There he finds not only his parents’ tombstones, nicely inscribed, but the place’s new owner, gruff ex-gunman Dallas Garrett (Dermot Mulroney). Dallas takes a liking to the boy and reluctantly agrees when Marcus asks for instruction in gunplay. He’s spied one of the men who killed his folks in town, and is bent on beginning his work, even though Garrett warns that killing will take a heavy toll on him.
What follows is fairly predictable stuff. With some advice from Berto Medina, a friend from the orphanage (played as a boy by Ryder Franco and as a young man by Edgar de Santiago), Marcus tracks down two of the gang—Len Kasper (Mike Markoff) and Kip Riley (Robert Jensen)—and summarily shoots them. Then he sets his sights on Weaver.

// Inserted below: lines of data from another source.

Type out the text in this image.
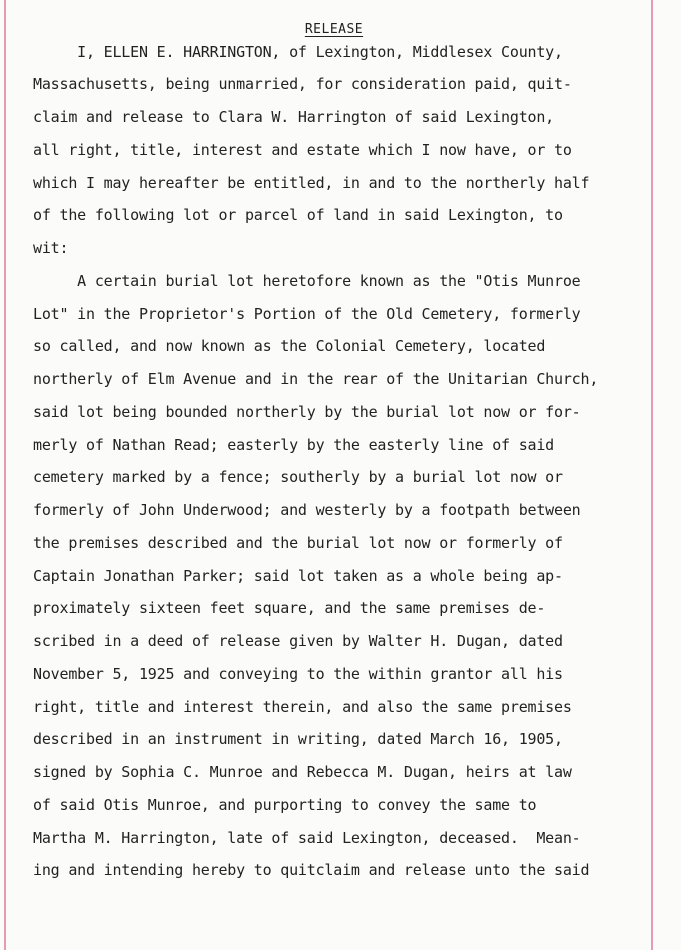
RELEASE
I, ELLEN E. HARRINGTON, of Lexington, Middlesex County,
Massachusetts, being unmarried, for consideration paid, quit-
claim and release to Clara W. Harrington of said Lexington,
all right, title, interest and estate which I now have, or to
which I may hereafter be entitled, in and to the northerly half
of the following lot or parcel of land in said Lexington, to
wit:
A certain burial lot heretofore known as the "Otis Munroe
Lot" in the Proprietor's Portion of the Old Cemetery, formerly
so called, and now known as the Colonial Cemetery, located
northerly of Elm Avenue and in the rear of the Unitarian Church,
said lot being bounded northerly by the burial lot now or for-
merly of Nathan Read; easterly by the easterly line of said
cemetery marked by a fence; southerly by a burial lot now or
formerly of John Underwood; and westerly by a footpath between
the premises described and the burial lot now or formerly of
Captain Jonathan Parker; said lot taken as a whole being ap-
proximately sixteen feet square, and the same premises de-
scribed in a deed of release given by Walter H. Dugan, dated
November 5, 1925 and conveying to the within grantor all his
right, title and interest therein, and also the same premises
described in an instrument in writing, dated March 16, 1905,
signed by Sophia C. Munroe and Rebecca M. Dugan, heirs at law
of said Otis Munroe, and purporting to convey the same to
Martha M. Harrington, late of said Lexington, deceased.  Mean-
ing and intending hereby to quitclaim and release unto the said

By this time, however, he’s being pursued by the law in the person of Sheriff Wesley Tibbs (Grainger Hines), a grizzled veteran grieving the loss of his own family, and his loyal deputy Deac Barnes (David St. Louis). Eventually they take him in, gravely wounded, and Dulce returns to tend to him before the inevitable trial before ambitious Judge Roy Holt (Chris Mulkey), an old colleague of Tibbs who considers himself progressively minded.
That’s where Shockley and his co-writers Hines and Shelley Reid (who also takes a cameo in the movie) toss in a couple of curveballs involving late nineteenth-century changes in legal procedure. One altered a practice that allowed the Weaver gang to escape execution years earlier, while another permitted lesser charges in murder cases. But the latter was predicated on advancements in medicine, particularly what’s here referred to as the newfangled specialty of psychology. Fortunately for Marcus, Dr. Ginsburg’s friend Dr. Thomas Dorsey (Gilbert Glenn Brown)–an actual person who, as one of the historically-based end captions informs us–was among the first black graduates of Harvard, just happens to be in town to offer a diagnosis that changes dramatically what we were shown earlier in the picture, a trick that comes dangerously close to a cheat.
The last-act twists add some interest to what’s basically a formulaic tale, but the plodding presentation vitiates even those attempts at audience education. Only a few of the cast show much vitality given Shockley’s solemn pacing—Bisset and Monaghan to some extent but especially Mulkey, who’s the sole person to bring some humor to his performance. Everyone else plays things with such seriousness, and Mayes and Cortez such amateurishness to boot, that by the end the movie has a deadening effect. Even fanciers of that dying breed, the Western, will have a hard time finding much to like in “Long Shadows.”